As I began studying the Civil War, I often wondered why President Abraham Lincoln ordered Union troops to fight the disastrous first Battle of Bull Run although he knew they weren’t ready.

In June of 1861, Lincoln wanted an immediate attack on the Confederates in northern Virginia. But the commander of the Army of Potomac, Brigadier General Irvin McDowell, strenuously protested that his forces weren’t yet prepared for combat. Although McDowell pleaded for more time to train his raw recruits, Lincoln insisted, saying, “You are green, it is true; but they are green, also; you are green alike.”

The result was a fiasco for the Union and for Lincoln. In that first major battle of the war, McDowell’s army was routed by the Confederates, and sent literally running back to Washington in disorganized and humiliating retreat.

What caused Lincoln to make the seemingly rash and certainly catastrophic decision to send his main army into battle when even their general said they weren’t ready?

I began to see the answer to that question when I read an article published in Harper’s Weekly for May 4, 1861.

Harper’s would prove to be a staunch supporter of the Lincoln administration throughout the war. But in the beginning, that influential periodical reflected the impatience of a Northern public that demanded that the President get on with the job of bringing the rebels to heel.

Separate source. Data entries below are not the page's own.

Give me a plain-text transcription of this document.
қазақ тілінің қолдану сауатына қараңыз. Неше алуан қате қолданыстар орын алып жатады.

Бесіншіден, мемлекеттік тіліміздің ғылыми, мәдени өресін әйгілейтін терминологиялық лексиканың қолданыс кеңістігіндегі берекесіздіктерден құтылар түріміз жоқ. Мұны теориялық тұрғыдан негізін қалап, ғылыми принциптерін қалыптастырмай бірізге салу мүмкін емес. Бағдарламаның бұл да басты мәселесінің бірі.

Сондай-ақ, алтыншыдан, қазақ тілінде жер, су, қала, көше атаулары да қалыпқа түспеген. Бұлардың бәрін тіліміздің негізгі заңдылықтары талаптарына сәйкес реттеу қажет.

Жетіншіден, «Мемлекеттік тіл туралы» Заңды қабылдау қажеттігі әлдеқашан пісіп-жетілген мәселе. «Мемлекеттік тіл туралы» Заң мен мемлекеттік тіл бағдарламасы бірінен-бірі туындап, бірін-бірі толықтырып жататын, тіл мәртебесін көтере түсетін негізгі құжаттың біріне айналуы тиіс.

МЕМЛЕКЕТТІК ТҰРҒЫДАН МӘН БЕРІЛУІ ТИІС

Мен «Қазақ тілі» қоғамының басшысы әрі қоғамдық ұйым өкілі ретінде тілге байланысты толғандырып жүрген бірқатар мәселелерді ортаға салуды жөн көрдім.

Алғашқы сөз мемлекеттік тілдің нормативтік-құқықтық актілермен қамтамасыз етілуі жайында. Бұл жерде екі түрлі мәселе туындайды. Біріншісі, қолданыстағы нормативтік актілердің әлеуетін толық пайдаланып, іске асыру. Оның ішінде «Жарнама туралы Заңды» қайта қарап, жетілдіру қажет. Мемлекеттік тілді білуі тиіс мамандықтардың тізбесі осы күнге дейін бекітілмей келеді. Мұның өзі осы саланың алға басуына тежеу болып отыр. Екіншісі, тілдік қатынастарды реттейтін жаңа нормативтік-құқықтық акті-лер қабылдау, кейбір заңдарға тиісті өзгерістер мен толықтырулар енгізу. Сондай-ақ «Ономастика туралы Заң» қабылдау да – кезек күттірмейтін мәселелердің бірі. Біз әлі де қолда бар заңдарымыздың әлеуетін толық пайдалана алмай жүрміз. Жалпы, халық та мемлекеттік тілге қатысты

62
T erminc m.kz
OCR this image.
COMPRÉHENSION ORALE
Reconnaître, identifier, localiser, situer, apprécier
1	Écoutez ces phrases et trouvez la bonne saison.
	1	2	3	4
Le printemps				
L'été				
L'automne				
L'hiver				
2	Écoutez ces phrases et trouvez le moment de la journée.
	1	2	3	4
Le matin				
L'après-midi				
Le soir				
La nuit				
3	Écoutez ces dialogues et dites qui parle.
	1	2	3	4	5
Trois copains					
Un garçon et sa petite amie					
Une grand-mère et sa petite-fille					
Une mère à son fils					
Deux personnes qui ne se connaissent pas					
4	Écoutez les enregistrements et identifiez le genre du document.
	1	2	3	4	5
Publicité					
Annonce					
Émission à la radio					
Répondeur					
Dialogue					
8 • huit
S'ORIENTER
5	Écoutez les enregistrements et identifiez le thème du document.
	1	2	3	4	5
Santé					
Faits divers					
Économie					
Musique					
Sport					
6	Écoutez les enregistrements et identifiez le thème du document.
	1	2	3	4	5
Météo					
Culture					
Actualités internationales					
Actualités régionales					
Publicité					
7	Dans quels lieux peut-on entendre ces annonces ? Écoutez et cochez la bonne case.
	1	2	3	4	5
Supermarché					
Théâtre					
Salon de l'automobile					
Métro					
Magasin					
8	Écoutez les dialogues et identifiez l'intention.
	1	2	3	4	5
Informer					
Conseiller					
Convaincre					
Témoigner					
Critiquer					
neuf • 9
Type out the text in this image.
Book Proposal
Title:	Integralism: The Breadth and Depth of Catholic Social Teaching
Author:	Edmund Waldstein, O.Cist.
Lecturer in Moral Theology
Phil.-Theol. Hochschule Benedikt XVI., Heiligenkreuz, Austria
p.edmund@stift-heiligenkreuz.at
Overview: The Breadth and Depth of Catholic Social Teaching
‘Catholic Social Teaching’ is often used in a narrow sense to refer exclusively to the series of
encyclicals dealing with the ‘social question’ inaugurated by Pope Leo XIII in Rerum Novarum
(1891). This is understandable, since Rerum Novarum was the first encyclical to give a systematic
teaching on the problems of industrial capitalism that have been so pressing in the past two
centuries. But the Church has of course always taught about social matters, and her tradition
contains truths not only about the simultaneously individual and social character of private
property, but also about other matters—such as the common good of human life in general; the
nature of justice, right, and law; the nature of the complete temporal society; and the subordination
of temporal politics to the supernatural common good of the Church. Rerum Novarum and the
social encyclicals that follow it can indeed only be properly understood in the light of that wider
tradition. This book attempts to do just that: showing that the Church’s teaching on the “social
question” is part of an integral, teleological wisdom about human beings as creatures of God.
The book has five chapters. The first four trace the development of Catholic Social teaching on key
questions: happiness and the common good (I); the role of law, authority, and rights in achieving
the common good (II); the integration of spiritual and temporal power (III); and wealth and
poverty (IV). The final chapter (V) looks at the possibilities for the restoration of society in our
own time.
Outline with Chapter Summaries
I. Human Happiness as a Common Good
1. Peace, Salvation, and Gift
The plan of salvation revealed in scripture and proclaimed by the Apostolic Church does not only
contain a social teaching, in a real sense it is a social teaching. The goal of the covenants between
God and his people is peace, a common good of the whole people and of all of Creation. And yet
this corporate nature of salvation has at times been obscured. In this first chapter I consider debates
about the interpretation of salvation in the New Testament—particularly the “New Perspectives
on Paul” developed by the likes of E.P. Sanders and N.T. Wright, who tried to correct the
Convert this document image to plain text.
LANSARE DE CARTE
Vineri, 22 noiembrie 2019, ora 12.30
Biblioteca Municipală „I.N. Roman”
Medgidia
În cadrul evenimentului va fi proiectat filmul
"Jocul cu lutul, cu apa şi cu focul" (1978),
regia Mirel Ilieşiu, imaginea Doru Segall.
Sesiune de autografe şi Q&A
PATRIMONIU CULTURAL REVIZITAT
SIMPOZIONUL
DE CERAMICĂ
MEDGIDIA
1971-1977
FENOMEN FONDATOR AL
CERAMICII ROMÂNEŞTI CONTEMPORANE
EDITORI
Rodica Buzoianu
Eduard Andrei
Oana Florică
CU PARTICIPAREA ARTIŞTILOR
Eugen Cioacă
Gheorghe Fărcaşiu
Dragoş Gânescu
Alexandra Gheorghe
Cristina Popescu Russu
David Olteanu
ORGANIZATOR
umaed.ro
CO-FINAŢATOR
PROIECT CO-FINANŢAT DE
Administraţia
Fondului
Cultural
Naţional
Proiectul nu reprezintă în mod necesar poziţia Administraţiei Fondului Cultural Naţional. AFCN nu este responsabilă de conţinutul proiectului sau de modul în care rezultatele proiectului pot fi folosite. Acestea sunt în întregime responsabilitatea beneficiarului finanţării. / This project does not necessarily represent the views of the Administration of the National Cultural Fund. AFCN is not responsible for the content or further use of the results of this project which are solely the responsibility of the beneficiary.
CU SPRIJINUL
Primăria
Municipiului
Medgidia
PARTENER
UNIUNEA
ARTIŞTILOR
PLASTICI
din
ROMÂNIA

Noting that even friends of the administration were accusing the President of “want of energy” in prosecuting the war, Harper’s went on to say:

“[I]f Abraham Lincoln is equal to the position he fills, this war will be over by January, 1862 … With such support, and such resources, if this war be not brought to a speedy close, and the supremacy of the Government forcibly asserted throughout the country, it will be the fault of Abraham Lincoln.”

When Lincoln ordered an attack on the Confederates before his army was adequately trained, he did so because of the kind of public pressure exemplified in the Harper’s article. The newly inaugurated President understood that unless he was aggressive in putting down the rebellion, the country might lose confidence in his ability to restore the Union. And without that confidence and the political support that came with it, the war would be lost before it began.

That Abraham Lincoln was able to survive the disaster at Bull Run, and lead the nation to a hard fought victory that took far longer than anyone anticipated at the beginning is, I believe, a testament to the extraordinary political and leadership skills that mark him as the greatest of American presidents.